The Commission on the Future of Ireland was established by Sinn Féin in November 2021. Its remit is to undertake a grassroots consultation with the people of Ireland and internationally on the future of our island. For people to have their say on what the future might be.

So far the Commission has held four People’s Assemblies in Belfast, Derry, Ballybofey in County Donegal and the Carrickdale Hotel covering Louth, South Down and South Armagh. Independent Chairpersons and a wide range of political, economic, cultural and community contributors have participated.

All of the events have been very well attended and public reports have been published. Videos of the event are available on YouTube. For example a video of the Donegal People’s Assembly is available at:

In June, the Commission will be holding a Women’s Assembly in Belfast and a Youth Assembly in Dublin and we are planning two more Peoples Assemblies to be held in the South later in the year including one in the Galway Gaeltacht.

The Commission has received over 150 written contributions from a broad range of interested individuals and groups.
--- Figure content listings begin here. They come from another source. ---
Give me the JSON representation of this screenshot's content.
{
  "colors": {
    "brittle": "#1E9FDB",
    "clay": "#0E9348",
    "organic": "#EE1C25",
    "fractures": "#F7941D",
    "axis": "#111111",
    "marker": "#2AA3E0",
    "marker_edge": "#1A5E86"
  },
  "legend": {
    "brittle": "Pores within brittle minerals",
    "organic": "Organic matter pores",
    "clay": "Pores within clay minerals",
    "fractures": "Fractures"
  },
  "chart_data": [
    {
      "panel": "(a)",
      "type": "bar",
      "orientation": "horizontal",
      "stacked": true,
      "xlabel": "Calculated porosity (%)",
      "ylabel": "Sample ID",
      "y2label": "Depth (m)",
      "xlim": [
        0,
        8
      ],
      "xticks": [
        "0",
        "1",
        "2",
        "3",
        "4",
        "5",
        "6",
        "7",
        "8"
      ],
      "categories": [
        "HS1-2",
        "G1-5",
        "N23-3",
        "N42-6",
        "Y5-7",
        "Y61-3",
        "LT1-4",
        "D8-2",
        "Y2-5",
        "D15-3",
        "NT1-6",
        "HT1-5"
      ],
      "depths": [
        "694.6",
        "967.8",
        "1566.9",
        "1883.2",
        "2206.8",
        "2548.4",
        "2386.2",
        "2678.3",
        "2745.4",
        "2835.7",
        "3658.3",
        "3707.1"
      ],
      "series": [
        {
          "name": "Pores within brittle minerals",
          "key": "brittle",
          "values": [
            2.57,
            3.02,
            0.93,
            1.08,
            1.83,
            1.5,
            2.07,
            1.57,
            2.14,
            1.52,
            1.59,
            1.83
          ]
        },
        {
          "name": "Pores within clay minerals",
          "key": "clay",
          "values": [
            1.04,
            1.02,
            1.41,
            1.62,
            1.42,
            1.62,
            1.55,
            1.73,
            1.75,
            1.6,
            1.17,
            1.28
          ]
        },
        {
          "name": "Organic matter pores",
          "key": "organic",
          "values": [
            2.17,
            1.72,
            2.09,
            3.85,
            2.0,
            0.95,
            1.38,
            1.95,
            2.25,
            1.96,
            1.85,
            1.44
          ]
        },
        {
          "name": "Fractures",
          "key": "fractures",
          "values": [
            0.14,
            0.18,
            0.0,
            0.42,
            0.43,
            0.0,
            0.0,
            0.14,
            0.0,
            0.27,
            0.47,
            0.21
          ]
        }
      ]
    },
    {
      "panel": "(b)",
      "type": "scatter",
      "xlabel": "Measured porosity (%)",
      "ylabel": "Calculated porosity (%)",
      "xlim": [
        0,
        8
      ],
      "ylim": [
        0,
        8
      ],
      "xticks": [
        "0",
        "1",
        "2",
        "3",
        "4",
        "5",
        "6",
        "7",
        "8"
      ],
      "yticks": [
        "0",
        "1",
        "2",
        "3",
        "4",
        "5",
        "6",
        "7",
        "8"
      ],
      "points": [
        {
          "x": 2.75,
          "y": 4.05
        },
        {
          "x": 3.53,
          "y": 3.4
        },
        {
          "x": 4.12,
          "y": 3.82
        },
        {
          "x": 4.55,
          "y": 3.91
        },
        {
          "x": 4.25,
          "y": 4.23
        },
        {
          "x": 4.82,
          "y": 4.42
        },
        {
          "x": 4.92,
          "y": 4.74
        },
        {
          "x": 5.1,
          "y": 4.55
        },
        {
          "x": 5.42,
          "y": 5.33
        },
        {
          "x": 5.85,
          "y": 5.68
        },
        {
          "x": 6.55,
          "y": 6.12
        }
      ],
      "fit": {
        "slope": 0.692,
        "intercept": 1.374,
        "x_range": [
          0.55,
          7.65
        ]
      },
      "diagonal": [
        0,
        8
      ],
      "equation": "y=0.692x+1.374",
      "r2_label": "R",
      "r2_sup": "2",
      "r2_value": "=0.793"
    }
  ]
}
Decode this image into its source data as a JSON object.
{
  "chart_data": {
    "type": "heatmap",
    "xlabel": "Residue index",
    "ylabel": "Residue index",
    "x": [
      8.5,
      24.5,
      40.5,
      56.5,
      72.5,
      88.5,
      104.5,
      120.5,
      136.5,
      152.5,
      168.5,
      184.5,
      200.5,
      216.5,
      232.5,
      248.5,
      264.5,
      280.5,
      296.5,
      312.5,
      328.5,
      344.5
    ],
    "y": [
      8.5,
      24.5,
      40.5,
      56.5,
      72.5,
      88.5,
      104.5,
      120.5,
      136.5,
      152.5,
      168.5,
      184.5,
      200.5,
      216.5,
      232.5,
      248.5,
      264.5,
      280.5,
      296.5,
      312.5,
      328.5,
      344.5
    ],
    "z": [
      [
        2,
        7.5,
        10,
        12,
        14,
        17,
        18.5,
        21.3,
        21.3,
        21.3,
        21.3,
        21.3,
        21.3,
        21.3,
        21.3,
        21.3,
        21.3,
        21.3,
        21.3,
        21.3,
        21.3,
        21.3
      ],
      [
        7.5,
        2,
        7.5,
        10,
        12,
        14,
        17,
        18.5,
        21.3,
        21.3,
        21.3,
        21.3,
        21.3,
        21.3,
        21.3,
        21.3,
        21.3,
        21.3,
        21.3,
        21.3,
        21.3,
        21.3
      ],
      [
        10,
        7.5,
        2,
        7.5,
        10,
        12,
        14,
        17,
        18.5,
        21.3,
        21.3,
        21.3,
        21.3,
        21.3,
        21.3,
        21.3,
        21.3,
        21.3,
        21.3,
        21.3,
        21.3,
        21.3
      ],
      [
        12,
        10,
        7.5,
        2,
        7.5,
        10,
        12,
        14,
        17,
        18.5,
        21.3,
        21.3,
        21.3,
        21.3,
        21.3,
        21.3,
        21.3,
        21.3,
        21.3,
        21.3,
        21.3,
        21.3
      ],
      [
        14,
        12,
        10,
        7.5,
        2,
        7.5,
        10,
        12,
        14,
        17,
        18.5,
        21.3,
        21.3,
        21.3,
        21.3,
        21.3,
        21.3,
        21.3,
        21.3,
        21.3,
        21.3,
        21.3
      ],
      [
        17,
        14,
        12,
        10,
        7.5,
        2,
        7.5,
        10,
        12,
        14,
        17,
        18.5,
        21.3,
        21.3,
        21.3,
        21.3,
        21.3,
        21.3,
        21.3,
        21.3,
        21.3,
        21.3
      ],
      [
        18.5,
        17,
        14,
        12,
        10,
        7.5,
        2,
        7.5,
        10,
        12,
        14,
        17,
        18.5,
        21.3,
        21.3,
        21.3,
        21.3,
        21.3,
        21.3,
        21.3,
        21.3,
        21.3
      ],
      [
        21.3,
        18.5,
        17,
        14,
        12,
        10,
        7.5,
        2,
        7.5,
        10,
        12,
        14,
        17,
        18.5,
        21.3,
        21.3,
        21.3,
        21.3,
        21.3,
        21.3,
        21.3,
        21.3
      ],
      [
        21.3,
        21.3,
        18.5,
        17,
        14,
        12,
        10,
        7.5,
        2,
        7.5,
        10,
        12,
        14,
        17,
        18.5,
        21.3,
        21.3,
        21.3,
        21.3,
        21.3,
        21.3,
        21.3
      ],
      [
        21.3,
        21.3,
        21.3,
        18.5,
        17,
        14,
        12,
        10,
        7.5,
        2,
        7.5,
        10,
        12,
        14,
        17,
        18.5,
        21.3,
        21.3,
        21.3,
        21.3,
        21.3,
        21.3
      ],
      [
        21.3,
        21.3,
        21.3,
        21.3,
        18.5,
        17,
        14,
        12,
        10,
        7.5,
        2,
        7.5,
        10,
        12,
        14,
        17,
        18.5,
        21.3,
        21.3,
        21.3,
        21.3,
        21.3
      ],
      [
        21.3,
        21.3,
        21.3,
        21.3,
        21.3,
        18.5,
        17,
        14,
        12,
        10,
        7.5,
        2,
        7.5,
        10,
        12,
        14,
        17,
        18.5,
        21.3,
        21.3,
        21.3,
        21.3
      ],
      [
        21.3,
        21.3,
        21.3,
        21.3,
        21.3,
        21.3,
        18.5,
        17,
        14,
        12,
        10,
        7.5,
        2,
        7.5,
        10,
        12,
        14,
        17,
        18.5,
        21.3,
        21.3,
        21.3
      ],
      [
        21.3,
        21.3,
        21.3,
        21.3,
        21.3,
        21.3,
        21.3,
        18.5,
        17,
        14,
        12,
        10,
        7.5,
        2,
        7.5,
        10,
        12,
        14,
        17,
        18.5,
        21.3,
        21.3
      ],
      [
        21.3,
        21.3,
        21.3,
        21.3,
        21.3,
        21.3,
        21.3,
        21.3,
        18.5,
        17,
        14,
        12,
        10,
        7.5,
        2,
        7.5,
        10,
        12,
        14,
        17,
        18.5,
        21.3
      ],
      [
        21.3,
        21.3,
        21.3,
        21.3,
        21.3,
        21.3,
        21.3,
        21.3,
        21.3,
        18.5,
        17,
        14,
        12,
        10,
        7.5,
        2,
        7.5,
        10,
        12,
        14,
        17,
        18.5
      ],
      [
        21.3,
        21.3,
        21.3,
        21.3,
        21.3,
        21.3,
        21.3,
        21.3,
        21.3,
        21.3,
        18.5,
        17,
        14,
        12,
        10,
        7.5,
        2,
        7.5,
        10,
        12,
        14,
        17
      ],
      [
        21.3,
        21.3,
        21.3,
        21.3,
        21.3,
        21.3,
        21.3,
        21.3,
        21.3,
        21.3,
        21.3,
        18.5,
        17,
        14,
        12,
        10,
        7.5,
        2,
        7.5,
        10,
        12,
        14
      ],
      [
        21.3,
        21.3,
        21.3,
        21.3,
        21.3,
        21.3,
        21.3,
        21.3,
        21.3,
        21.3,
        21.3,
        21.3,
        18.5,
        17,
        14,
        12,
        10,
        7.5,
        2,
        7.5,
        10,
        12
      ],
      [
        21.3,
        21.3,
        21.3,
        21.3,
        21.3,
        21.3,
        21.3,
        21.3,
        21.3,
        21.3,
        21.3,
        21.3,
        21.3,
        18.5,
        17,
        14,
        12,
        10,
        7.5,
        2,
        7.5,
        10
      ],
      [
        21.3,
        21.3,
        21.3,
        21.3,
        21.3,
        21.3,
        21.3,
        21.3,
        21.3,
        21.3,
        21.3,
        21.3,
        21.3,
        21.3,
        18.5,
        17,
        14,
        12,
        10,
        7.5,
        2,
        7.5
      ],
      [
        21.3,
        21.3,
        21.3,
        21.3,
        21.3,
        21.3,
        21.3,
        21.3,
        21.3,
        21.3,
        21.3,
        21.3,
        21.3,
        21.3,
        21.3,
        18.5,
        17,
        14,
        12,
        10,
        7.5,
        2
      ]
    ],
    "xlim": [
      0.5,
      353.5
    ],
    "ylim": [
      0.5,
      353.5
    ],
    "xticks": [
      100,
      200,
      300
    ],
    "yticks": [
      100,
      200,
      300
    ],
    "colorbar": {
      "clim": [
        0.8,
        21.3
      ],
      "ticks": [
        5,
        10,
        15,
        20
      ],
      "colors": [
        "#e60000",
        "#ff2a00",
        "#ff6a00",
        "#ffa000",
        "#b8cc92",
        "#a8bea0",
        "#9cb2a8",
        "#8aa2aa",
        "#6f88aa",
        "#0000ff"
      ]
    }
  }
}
If you want to make a contribution – to give your opinion on the shape and format of the new Ireland why not email the Commission at or via the following webpage


Here is another offering from a book of poetry - "Poems for Hard Times" – I published a few years ago. This week I thought I would share this one with you.

Walking with my Mother

My mother died in 1992.

In 2007 I met her.

On the back road above Cashelnagore.

The August sunshine lit up

The scarlet fushia and the montbretia

And the white of her hair.

As I walked behind her

She picked wildflowers From the ditches.

Then at a gap in the hedge

She turned and smiled at me.

‘Lá deas ata ann’ she said. 

‘It’s a nice day’.

I walked on.


Wondering how this could be.

Sean Keane

Sean Keane


Regular readers will know that this column is a lover of music. My tastes are wide ranging and eclectic. But mostly I come back to folk music and invariably to Irish traditional music. And always when I’m in that mood it’s The Chieftains for me. Last week I purchased Chronicles: 60 Years Of The Chieftains on line from Claddagh Records. 

I have been playing it constantly since then. Appropriately Paddy Maloney and his friends were belting out The Morning Dew when I got the sad news of the death of Seán Keane. Seán died suddenly at home in Dublin. He was one of our foremost fiddle players and a constant part of The Chieftains since 1968. I have been one of his fans since then.

Seán was the quiet, tall understated musical magician who brought old airs and traditional tunes alive. He was true to the tradition but expert at weaving it into his own unique style. He was a musician’s musician.  He has three solo albums Gusty’s Frolics, Seán Keane  and Jig it in Style. He and Matt Malloy, another genius, flute player  and a  Chieftain also, recorded Contentment is Wealth. If you want Irish music at its best it’s worth a listen. So too are Seán’s recordings with piper Liam O Flynn. He won many awards for his wonderful music. 

He was always delighted to be part of The Chieftains. They brought traditional music across the world. With them, Seán also  played alongside Mick Jagger, Kate Bush, Ry Cooder, Sting, Sinead O Connor and many other great performers. 

His last public performance was the gig for President Biden down in Mayo weeks ago. I watched it on TV and I recall his huge smile as they finished up one particularly boisterous set. I bumped into him in the restaurant in Leinster House around the same time. I thanked him for his service to our culture. I’m glad I did. He told me he was still playing with Matt Malloy.   

Paddy Glackin, another wonderful fiddle player, in a tribute to Seán said that Seán understood the ‘emotional, spiritual  and lonely quality in Irish traditional music.’ 

Seán will be missed by everyone who appreciates traditional music. Thankfully, because of his many recording, we can still listen to him.

Bá mhaith liom mo comh bhrón a dheanamh leis a teaghlach agus a cairde, go h’airithe na ceolteoirí eile.